Liz and Rachel

Liz Cheney’s book, “Oath and Honor“, is out today, and my wife wanted a copy so it’s in the house.  We watched the interview with Rachel Maddow last night.  Liz self-identifies as a “conservative”, Rachel as a “liberal”, both on the left and right flanks of the population, but neither at the ideological extremes.

Rather than review the book, or the positions, which by now are well known to anyone wishing to learn what the “sides” feel, I’d like to briefly comment on what I was seeing and feeling at the time of the interview last night.

I start from what I think is a generally acknowledged public perspective.  Both are women, well known and respected. and thus subject to public attention and also to attack from opponents who consider them to be powerful

Liz Cheney, born 1966, is a lawyer, was a three-term Republican Congresswoman in leadership in the House of Representative, daughter of Dick Cheney, former vice-president of the United States.

Rachel Maddow, born 1973, is a graduate of Stanford, and has a PhD from Oxford, and over 20 year career in broadcasting.

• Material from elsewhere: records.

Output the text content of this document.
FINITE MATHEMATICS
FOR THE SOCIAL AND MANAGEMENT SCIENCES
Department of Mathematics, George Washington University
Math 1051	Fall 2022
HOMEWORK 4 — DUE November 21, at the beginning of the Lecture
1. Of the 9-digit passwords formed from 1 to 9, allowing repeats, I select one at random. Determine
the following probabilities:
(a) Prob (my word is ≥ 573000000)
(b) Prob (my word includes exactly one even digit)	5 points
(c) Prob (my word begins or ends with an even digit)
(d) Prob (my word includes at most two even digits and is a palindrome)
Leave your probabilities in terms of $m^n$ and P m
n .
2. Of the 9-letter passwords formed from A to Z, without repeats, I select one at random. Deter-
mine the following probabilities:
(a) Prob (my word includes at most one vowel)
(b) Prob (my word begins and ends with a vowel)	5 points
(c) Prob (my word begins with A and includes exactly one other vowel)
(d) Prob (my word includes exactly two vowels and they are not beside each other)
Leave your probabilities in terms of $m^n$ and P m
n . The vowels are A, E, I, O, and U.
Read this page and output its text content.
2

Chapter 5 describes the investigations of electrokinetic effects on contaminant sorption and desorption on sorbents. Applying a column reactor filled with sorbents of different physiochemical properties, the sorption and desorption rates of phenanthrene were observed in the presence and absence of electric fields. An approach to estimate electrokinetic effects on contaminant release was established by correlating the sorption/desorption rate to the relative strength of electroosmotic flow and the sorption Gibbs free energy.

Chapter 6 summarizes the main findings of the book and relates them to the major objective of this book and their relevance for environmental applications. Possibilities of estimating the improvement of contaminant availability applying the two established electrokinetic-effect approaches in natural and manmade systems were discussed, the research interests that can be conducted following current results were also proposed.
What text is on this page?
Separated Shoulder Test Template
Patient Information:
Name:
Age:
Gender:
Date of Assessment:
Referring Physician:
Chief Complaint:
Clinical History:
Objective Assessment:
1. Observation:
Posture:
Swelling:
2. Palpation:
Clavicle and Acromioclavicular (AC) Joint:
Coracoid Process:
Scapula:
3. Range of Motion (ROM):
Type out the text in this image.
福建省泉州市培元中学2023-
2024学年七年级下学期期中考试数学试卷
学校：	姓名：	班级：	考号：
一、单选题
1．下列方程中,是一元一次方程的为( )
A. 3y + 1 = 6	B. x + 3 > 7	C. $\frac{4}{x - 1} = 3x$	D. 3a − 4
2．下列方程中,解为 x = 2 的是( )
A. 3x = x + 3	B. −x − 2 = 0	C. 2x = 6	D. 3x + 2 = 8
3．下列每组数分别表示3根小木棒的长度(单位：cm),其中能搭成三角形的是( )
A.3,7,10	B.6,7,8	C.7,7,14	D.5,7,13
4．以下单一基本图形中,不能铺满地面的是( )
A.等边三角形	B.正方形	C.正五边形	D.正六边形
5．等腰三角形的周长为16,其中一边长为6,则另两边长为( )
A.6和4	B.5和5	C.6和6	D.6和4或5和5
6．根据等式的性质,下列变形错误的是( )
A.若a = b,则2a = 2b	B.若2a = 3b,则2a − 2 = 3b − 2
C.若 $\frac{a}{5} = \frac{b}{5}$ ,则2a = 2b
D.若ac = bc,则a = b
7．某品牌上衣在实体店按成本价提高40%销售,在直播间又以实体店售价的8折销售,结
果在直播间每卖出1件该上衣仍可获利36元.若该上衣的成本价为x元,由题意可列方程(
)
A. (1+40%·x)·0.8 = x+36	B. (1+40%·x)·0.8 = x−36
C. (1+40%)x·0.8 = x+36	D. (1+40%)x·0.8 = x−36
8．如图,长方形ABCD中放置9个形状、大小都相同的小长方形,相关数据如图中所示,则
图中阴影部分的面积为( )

The wiki links give a good description of both accomplished women.  They would self-describe as ideological opponents, at the same time, last night, they met as equals, and I was impressed.

What also strikes me is that both are powerful women actors in what were, in the older days, places where men dominated, and in many ways still dominate, though considerably more nervously.

I have noted for years the steady rise in conventional power of women, persons of color, and more recently youth.

When I graduated from college in 1961, I had not long before turned 21, the then-legal age to vote.  So I could not vote.  Then, 18 was selective service “Draft” age; 16 was the age for getting a drivers license, and possibly other threshold ages for various things.

Race of course, has been at minimum a source of quiet tension.

In organizations where both men and women were engaged, men were the designated leaders – it was not fought about, it was understood – an assumption.  On a number of occasions, on a personal level, I’ve had occasion to make lists of leaders, and the farther back one goes, the less likely one finds women as, for example, Presidents of even small organizations.

It’s hardly a mystery why women’s suffrage didn’t happen until almost 60 years after the Emancipation Proclamation.

Today, the ceilings remain, and there is tension as youth, people of color and women push at the boundaries.  It is probably natural that people of my gender, race and age tend to push back.

But the change is happening and I for one am happy that it is.

POSTNOTE:  Thinking more about the above, we tend to be imprisoned by implanted attitudes that we learn as we grow up.  In the simplest view, there are the generalizations which cause us problems: women view the world differently than men and would do a better job of governing; young people don’t know as much as elders, and without supervision will screw things up; people of color, poor people, immigrants who look different, don’t speak our language, etc., are not as good as we are.   On and on.

In our culture, people who look like me are the ones who got their start “on third base”: being a white male has had its advantages.  As barriers continue to fall, restrictions of opportunities for others decrease, in all of the ways we notice.  That is very threatening to people who look like me.  In general, I think one the very long term, we will find that people are people regardless of all of the artificial barriers.

One of the insights from the Liz and Rachel conversation is a brilliant statement of the obvious.  Imprisoned within their bubbles, liberal and conservative, it was difficult, perhaps, to understand that they really are quite decent people, and maybe even can like each other as a person.  This is one thing we seem to have lost in our polarized political conversation.  Any cracks in the wall of division are welcome, in my opinion.